Although it was apparent the sets were made on a shoestring, the costumes, many of which were tailored in-house, were particularly lavish. Although unable to be seen from a distance, intricacies such as hand stitching and patterned beadwork atop the layers of colorful garments enhanced the visual spectacle.

Finally, the spring musical allowed UB students to perform the work of Buffalo native Michael Bennett in "A Chorus Line."

The brilliance of Bennett's narrative is that it derives it's life from actual chorus members' stories, shared during workshops and rehearsals.
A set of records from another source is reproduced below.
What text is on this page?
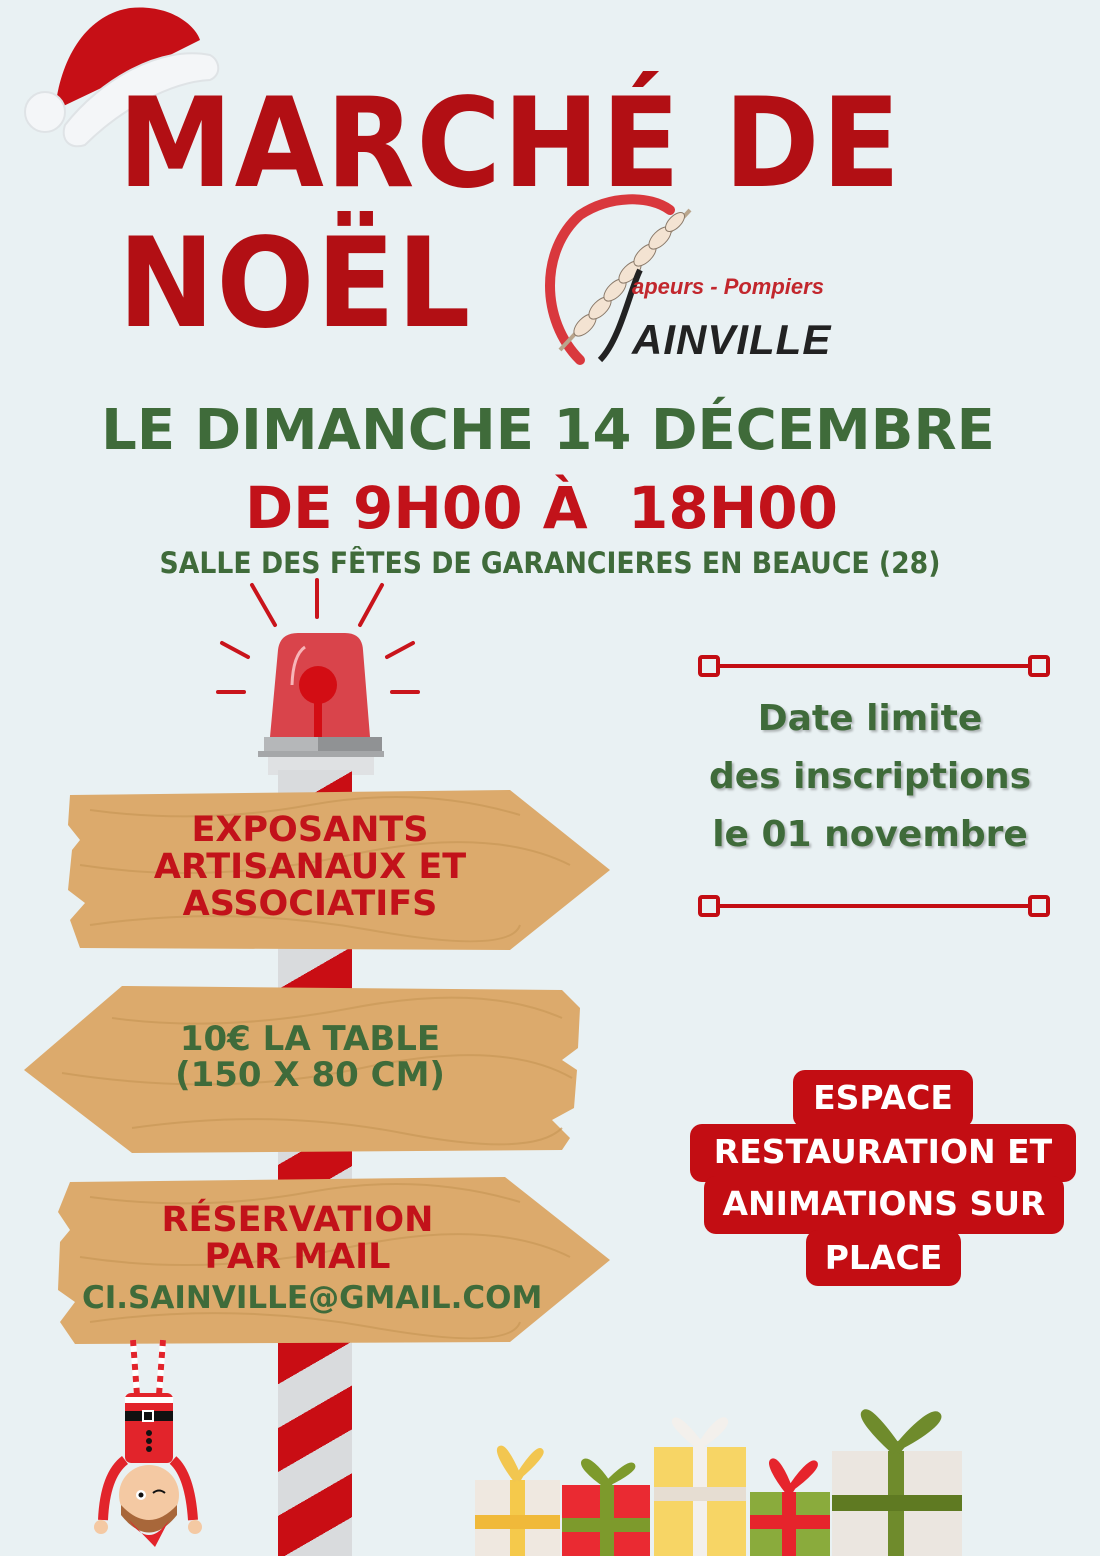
MARCHÉ DE
NOËL	apeurs - Pompiers
AINVILLE
LE DIMANCHE 14 DÉCEMBRE
DE 9H00 À  18H00
SALLE DES FÊTES DE GARANCIERES EN BEAUCE (28)
EXPOSANTS
ARTISANAUX ET
ASSOCIATIFS
10€ LA TABLE
(150 X 80 CM)
RÉSERVATION
PAR MAIL
CI.SAINVILLE@GMAIL.COM
Date limite
des inscriptions
le 01 novembre
ESPACE
RESTAURATION ET
ANIMATIONS SUR
PLACE
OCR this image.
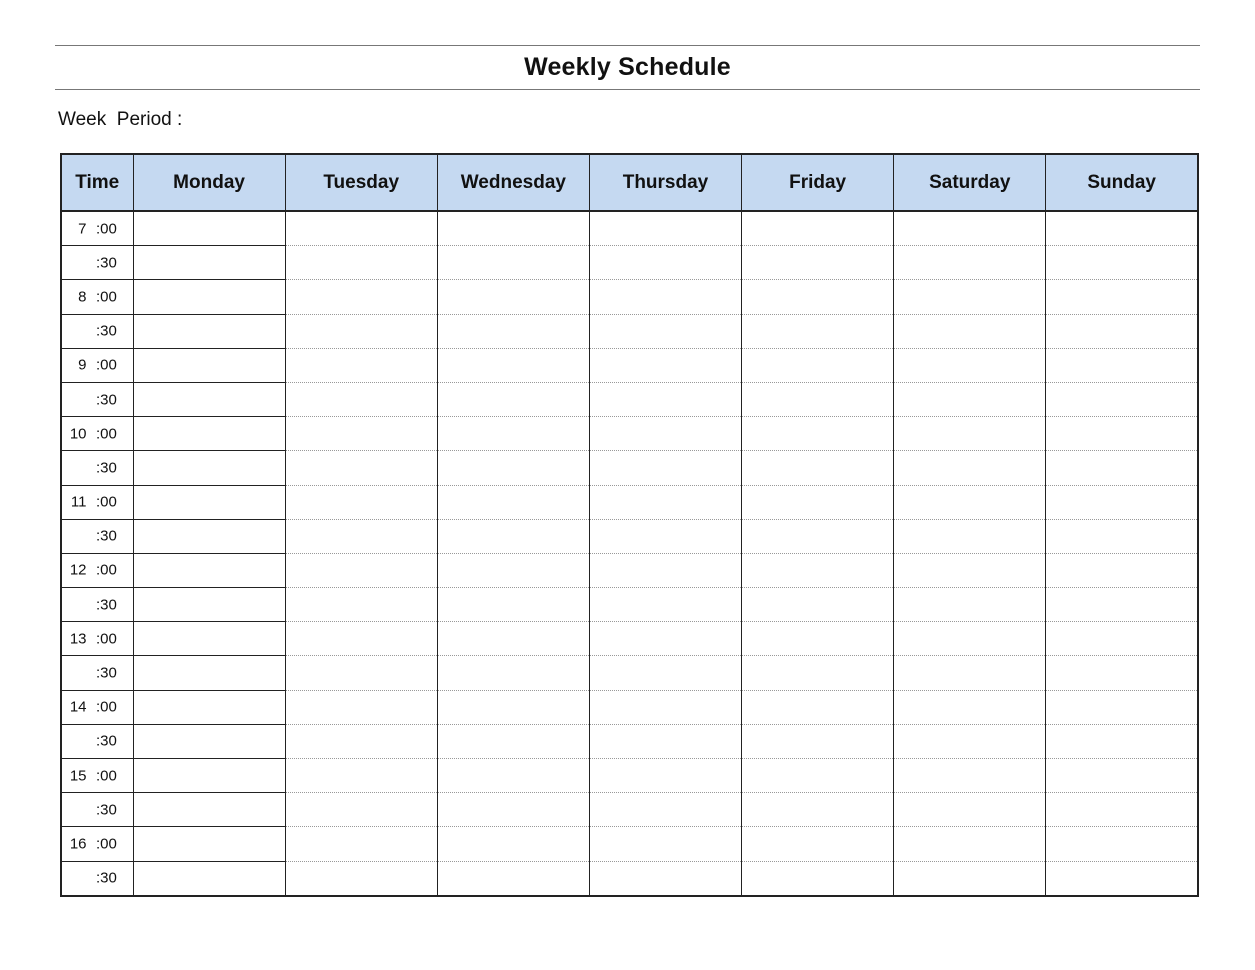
Weekly Schedule
Week  Period :
Time	Monday	Tuesday	Wednesday	Thursday	Friday	Saturday	Sunday

7 :00							

:30							

8 :00							

:30							

9 :00							

:30							

10 :00							

:30							

11 :00							

:30							

12 :00							

:30							

13 :00							

:30							

14 :00							

:30							

15 :00							

:30							

16 :00							

:30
There's no holding back, particularly in Val's "Dance: Ten; Looks: Three."

"People think it's crazy and fun," said Kristin Hopwood, a sophomore musical theater major, who plays the eccentric Val. "Everyday, we are putting our whole heart and soul out there."

"For people who have never been to an audition, they see that not much changes," said Christine LaDuca, a junior musical theater major who plays Zack's (played by Adam Zelasko, a sophomore musical theater major) former love interest Cassie. "Between a 32-year-old and a rookie, the audition process is the same."

Alie Light, a senior musical theater major who plays the aging but feisty Sheila, sums it up simply: "We can't picture ourselves doing anything else."